The current article is an extension of our previous work [26], where experiments with sensing and analyzing of a PPG signal have been described. The main limitation of this study lies in the fact that only a small group of tested persons participated in the measurement of phonation and PPG signals. This was caused mainly by a bad COVID-19 situation in our country at the time of the recording experiments. Since the tested persons could not put on any mask during the phonation signal recording, only healthy vaccinated people participated (authors themselves and their colleagues from IMS SAS) for collecting the speech and PPG signal databases. The second limitation lies in the fact that the testing open-air MRI device is the standard equipment for use in medical practice, but our institute is not certificated for work with real patients, so it can be used for non-clinical and non-medical research only.
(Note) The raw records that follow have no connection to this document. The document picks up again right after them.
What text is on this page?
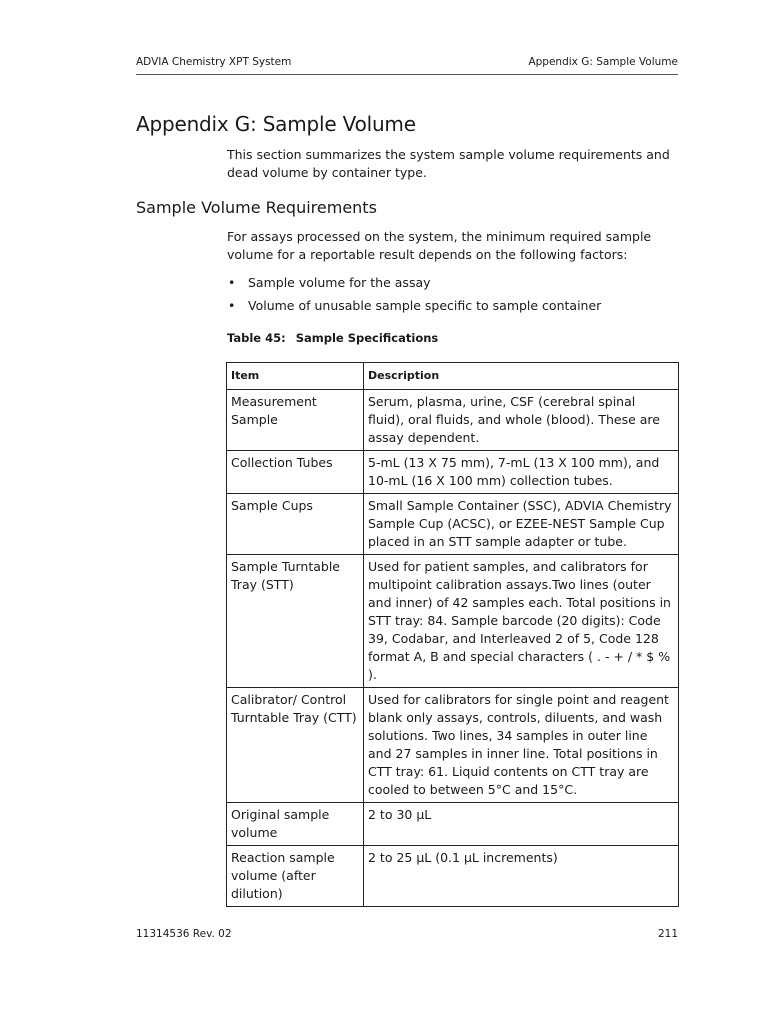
ADVIA Chemistry XPT System	Appendix G: Sample Volume
Appendix G: Sample Volume

This section summarizes the system sample volume requirements and dead volume by container type.

Sample Volume Requirements

For assays processed on the system, the minimum required sample volume for a reportable result depends on the following factors:

• Sample volume for the assay
• Volume of unusable sample specific to sample container
Table 45: Sample Specifications
Item	Description
Measurement Sample	Serum, plasma, urine, CSF (cerebral spinal fluid), oral fluids, and whole (blood). These are assay dependent.
Collection Tubes	5-mL (13 X 75 mm), 7-mL (13 X 100 mm), and 10-mL (16 X 100 mm) collection tubes.
Sample Cups	Small Sample Container (SSC), ADVIA Chemistry Sample Cup (ACSC), or EZEE-NEST Sample Cup placed in an STT sample adapter or tube.
Sample Turntable Tray (STT)	Used for patient samples, and calibrators for multipoint calibration assays.Two lines (outer and inner) of 42 samples each. Total positions in STT tray: 84. Sample barcode (20 digits): Code 39, Codabar, and Interleaved 2 of 5, Code 128 format A, B and special characters ( . - + / * $ % ).
Calibrator/ Control Turntable Tray (CTT)	Used for calibrators for single point and reagent blank only assays, controls, diluents, and wash solutions. Two lines, 34 samples in outer line and 27 samples in inner line. Total positions in CTT tray: 61. Liquid contents on CTT tray are cooled to between 5°C and 15°C.
Original sample volume	2 to 30 µL
Reaction sample volume (after dilution)	2 to 25 µL (0.1 µL increments)
11314536 Rev. 02	211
Nevertheless, the obtained experimental results confirm our hypothesis about the negative influence of the vibration and noise during MRI execution expressed by increased an stress level in the recorded phonation signal as well as increased heart rate and its variation determined from the PPG signal. In addition, the performed experiments confirm our working assumption that both types of analysis are usable for this task—the final stress level values obtained by a fusion of bimodal results are more differentiable. On the other hand, the results obtained in this way cannot be fully generalized, only special and typical cases that occurred during our experiments are described and discussed. Due to processing of a relatively small number of phonation and PPG signal records, it was very difficult to obtain results with good statistical credibility—so only basic statistical parameters were calculated and compared.

In future, we plan to perform a detailed analysis of speech features applied for GMM-based classification to obtain greater differences in the detected normal and stress classes. We would also like to test this stress detection approach with the help of well-known databases consisting of stressed speech either simulated or recorded under real conditions, the speech under simulated and actual stress (SUSAS) database in English [43], the experimental speech corpus ExamStress in Czech [44], etc. which are not free or have a limited access. In the PPG signal sensing, processing, and analysis we will try to find other parameters for better description of changes in a human cardiovascular system caused by a stress factor. We also plan to test another type of PPG sensor working on the transmission principle (as an oximeter device) enabling measurement and recording of blood oxygen saturation, heart rate, and perfusion index values to the control device via BT connection. In this case, the realization requirement to operate in a low magnetic field must be fulfilled—the PPG sensor must consist of non-ferromagnetic components and all parts must be shielded due to strong RF disturbance in the scanning area of the MRI device.